As someone who used to love reading about the exploits of great men and women throughout human history, I remember feeling a bit disappointed after discovering how Alexander the Great “solved” the legendary Gordian Knot. In fact, it made me think that it was — for the lack of a better word — a doofus move. Lately, however, I think that I’m finally starting to understand the man. See, as someone who covers gadgets, my affinity for all sorts of electronic devices comes with one drawback: having to deal with cords. My gaming laptop? It comes with an adapter cord. My bazillion external hard drives? A bazillion cords.
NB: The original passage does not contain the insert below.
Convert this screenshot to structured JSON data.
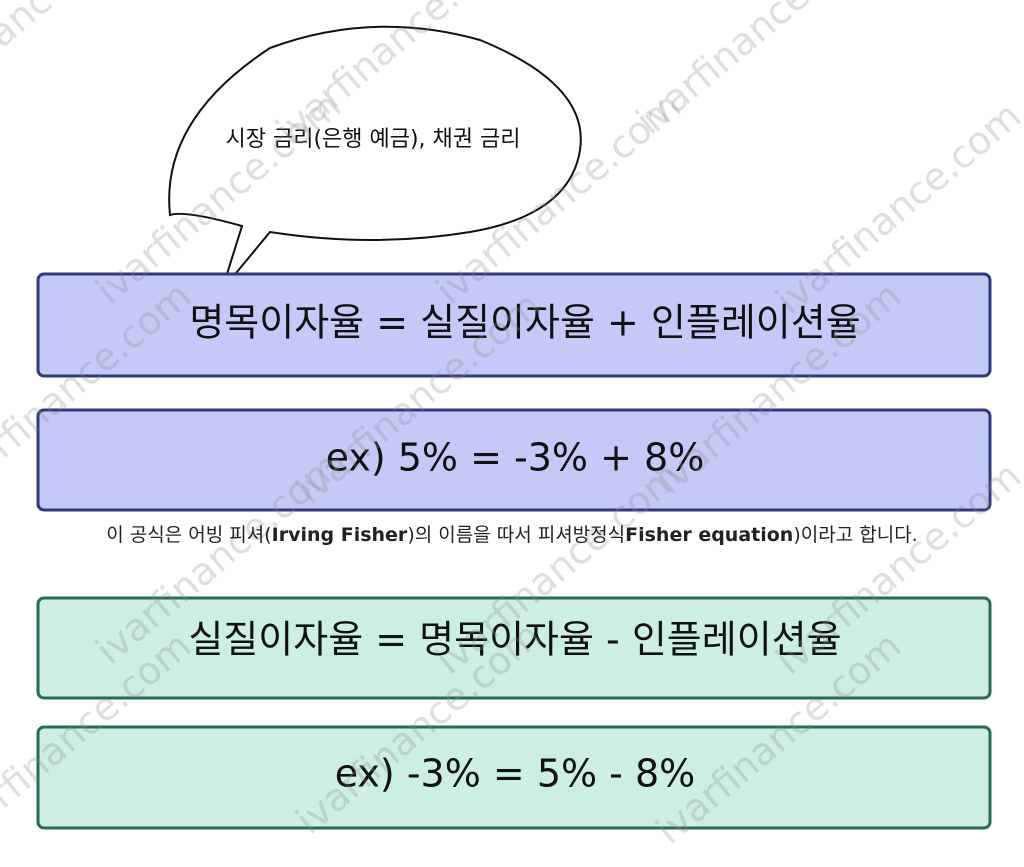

My gaming consoles, speakers and media players? Cords, cords and more cords. Even my smartphone and tablets come with — you guessed it — cords for recharging their juice.
As somewhat of an obsessive compulsive dude with a little bit of neat freak in me, walking into my living room and seeing all the cords snaking around my television from nearby electronic devices tends to push all the wrong buttons on my emotional psyche. So one day, I decided to avail myself of a bunch of cord organizers. One of the items I managed to lay my grubby paws on is the Cord Hog, a ball-shaped spool that has six grooves for winding wayward wires. At first glance, it would be easy to look at the Cord Hog — which costs $5.99 for a set of three — as a gimmick. Aside from its weird shape, the little plastic sphere looks about just as low-tech as can be. Heck, the only thing missing was a shady and highly energetic salesman waxing poetic about how it could remove tough stains and slim down your waistline while also serving up a moist, tender piece of chicken. Then I started spooling the cables from my laptop and nearby hard drives into the Cord Hog. Surprisingly, this thing actually works. After a bit of winding here and some spooling there, I was eventually able to shorten and organize the cables from four devices: my ASUS G74SX laptop, two external hard drives and my Behringer iNuke Boom Junior. Nice. A vertical slit in the back makes it easy to spool in cords and also makes it possible to use more than one groove for a single cable if the cord is a bit on the thick or long side. The fact that it could accommodate the chunky cables of my gaming laptop was also a plus.
Now, although the Cord Hog does a good job of organizing cords it also has drawbacks and limitations. For starters, because it’s designed to organize cords for several gadgets, its compact size means that you’ll want to use it for stuff that’s in close proximity to each other. You’ll also want to use it for devices that you don’t plan on moving around a lot because it can be a bit of a pain to spool and unspool your cords frequently. Although it can accommodate some thick wires, it’s small size doesn’t make it practical for super chunky ones because they can be a bit tough to wind into the proper circumference to fit and also tend to hang out and may even lift up the Cord Hog from the floor.
Still, the Cord Hog gets the job done, especially for a little doohickey that looks so deceptively simple. Used the right way, it can easily turn a messy nest of cords into a neat and less garish scene. It also comes in different colors for folks who are even more persnickety than I am and want to color code their stuff, especially for folks who plan to use more than one of these. Best of all, it’ll help rid yourself of those Alexander the Great-like feelings of wanting to hack your cords in two.